本当に理由がわからない部分が結構ある。そして意味がないのか解釈の余地があるのか悶々とするのが結構楽しい。まずはじめ主人公刑事が母の治療費の件で糾弾される理由はあったのか?次に、切断してパーツを混ぜたり分かりやすいところに捨てたりする設定。それから、彼女の監視カメラを設定したのは誰なのか?MediaArtの部屋にヒロインの写真とビデオがあったのは誰が何のため?父親はどうなったのか?終盤に女友達が風呂場で輸血袋の血を撒き散らすのは何?などなど。

分からない部分だらけでは観客はついていけなくなるが、プロットを進める上で必要な部分が少しずつ見えてくるというのが本作の脚本と編集の良いところである。

カメラワークも地味ながら非常に丁寧。主演女優が初めて映像を見るときの表情は刑事の演技も相まって素晴らしすぎるシーン。彼女は終始無表情を貫いているがゆえに、刑事の部屋で泣き出したり、飛行機の中で笑顔を見せたりすることで、観客は些細な表情の違いを深く感じ取ってしまう。

主演女性が自宅で突然気絶して病院に行くシーンも、何も写していないのに緊張感が尋常ではない。Media Art のシーンでは車で顔が見えないとか、702の部屋にたどり着いた刑事を追い込むときの顔を写さないショットもうまかった。 容疑者の男が隠しカメラを意識して刑事を逆に見返しているときの表情も思わせぶりで忘れられない。別のタイトルをつけるとしたら「表情」としたいほどである。

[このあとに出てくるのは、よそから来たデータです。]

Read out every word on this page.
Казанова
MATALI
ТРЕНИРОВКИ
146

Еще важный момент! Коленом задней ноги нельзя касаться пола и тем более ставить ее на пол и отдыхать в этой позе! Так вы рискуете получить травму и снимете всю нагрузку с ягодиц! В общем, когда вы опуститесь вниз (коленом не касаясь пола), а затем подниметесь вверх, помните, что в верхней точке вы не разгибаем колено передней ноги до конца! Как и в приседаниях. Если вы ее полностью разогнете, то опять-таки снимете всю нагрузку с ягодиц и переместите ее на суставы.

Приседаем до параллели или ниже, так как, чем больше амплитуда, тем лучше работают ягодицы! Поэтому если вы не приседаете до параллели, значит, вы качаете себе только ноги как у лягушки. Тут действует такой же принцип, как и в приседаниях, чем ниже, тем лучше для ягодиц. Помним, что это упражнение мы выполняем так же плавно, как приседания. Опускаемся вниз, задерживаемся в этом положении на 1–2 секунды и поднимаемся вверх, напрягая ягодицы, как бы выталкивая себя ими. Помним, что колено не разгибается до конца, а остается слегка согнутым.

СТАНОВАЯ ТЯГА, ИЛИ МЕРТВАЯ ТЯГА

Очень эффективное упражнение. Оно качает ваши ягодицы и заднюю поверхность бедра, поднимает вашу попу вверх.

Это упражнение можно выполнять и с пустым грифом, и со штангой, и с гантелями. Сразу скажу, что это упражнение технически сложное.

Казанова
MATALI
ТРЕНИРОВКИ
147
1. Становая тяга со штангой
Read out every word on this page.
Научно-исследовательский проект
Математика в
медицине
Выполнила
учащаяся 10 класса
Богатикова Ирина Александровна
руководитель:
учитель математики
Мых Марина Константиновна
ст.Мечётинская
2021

高速道路の事故はとても綺麗に玉突きしていてかっこよかった。

最後ネガティブな点。

これは私の問題だが韓国人の名前はぜんぜん覚えられない。

それから意味不明な箇所が多すぎるのはマニア向けになりがち。冷蔵庫に入っていた頭が誰だか分からなかったりして、これはわかんなくても大丈夫だっていうのが少しあとになって説明される。こういう部分が随所にある。ロストする人も結構いそうなので、もうちょっと説明してくれても良かったかも。